Continuing our theme of looking at dividends during the heart of dividend-payment season, we also need to consider companies that are raising their payouts. A dividend alone creates a natural floor for stocks in rough times, but rising dividends signal management's confidence in the outlook for the business, such that the total return on the stock could be substantially more than the income. A number of studies have shown the attractiveness of dividend-growth stocks as an asset "subclass."
Despite the sluggish economy, a handful of companies have raised their dividends materially over the past year. The table below lists the largest increases.
The list is a table for further research, as the reasons behind the raise can be many and varied. Some are actually special dividends, so the raise is one-time in nature -- although still a strong signal from management regarding a positive outlook.

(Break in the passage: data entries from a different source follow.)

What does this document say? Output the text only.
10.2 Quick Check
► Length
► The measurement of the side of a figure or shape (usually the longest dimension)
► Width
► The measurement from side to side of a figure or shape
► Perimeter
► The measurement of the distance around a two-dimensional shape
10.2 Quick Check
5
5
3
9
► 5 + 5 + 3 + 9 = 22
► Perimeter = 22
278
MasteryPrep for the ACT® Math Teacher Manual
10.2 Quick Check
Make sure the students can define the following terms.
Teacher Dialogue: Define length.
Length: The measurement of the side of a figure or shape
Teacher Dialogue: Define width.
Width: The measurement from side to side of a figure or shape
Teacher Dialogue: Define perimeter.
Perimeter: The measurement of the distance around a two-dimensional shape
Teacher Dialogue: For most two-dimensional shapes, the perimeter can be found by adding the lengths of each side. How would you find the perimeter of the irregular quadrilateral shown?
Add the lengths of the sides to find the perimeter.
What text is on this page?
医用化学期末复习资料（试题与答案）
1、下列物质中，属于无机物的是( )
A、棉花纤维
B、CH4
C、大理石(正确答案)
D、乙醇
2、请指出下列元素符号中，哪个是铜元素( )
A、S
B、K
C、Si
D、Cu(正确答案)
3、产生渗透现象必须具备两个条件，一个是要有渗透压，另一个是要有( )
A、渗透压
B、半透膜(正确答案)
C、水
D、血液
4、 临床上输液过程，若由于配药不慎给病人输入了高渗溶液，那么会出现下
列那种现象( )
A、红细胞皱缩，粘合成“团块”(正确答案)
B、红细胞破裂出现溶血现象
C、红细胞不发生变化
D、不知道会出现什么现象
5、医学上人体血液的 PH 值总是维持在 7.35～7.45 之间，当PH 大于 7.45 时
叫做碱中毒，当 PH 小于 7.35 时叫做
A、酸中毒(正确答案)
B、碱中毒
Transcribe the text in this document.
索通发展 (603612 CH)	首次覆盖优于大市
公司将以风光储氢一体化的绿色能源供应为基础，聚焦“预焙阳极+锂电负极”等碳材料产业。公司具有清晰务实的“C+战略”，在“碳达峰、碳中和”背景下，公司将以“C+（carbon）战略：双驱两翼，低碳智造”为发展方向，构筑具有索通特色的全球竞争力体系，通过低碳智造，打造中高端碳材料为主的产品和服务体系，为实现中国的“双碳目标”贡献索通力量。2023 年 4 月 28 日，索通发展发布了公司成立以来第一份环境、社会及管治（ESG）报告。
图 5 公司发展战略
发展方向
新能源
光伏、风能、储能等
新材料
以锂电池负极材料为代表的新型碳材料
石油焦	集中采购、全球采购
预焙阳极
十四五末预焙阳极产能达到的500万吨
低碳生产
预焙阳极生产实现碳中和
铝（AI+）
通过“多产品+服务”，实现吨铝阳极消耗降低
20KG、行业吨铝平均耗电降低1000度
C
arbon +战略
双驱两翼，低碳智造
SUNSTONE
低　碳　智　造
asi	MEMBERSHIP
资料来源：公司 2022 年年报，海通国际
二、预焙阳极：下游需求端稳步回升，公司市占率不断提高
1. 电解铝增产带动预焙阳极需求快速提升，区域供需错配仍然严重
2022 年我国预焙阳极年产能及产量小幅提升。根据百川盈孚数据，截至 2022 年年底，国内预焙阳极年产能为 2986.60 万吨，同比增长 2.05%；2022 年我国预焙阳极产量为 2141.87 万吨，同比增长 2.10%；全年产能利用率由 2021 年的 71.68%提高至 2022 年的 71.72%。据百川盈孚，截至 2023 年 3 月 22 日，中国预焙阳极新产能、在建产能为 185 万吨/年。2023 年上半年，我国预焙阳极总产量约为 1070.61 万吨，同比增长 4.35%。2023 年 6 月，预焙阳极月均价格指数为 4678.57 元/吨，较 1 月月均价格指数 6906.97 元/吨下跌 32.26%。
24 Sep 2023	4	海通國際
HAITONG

For others, the raise is nice, but it only took the yield from "very low" to "low," so it may not be that useful. For instance, Westlake Chemical (WLK) more than doubled its dividend, but it only yields a paltry 0.75%.
Names that raised the dividend and are sitting in the "sweet spot" of yield -- 4% to 6% -- are the most interesting. The raise is a positive, but the yield does not signal undue risk. For example, Valassis Communications (VCI) moved itself into the league of attractive income names. Disney (DIS) looks great now, and Washington Post (WPO) would, too, if Jeff Bezos wasn't taking it out!
Most of the financial names here look strong, as well. Still, beware of volatility in the group, given suspicions about boosted earnings from accounting maneuvers.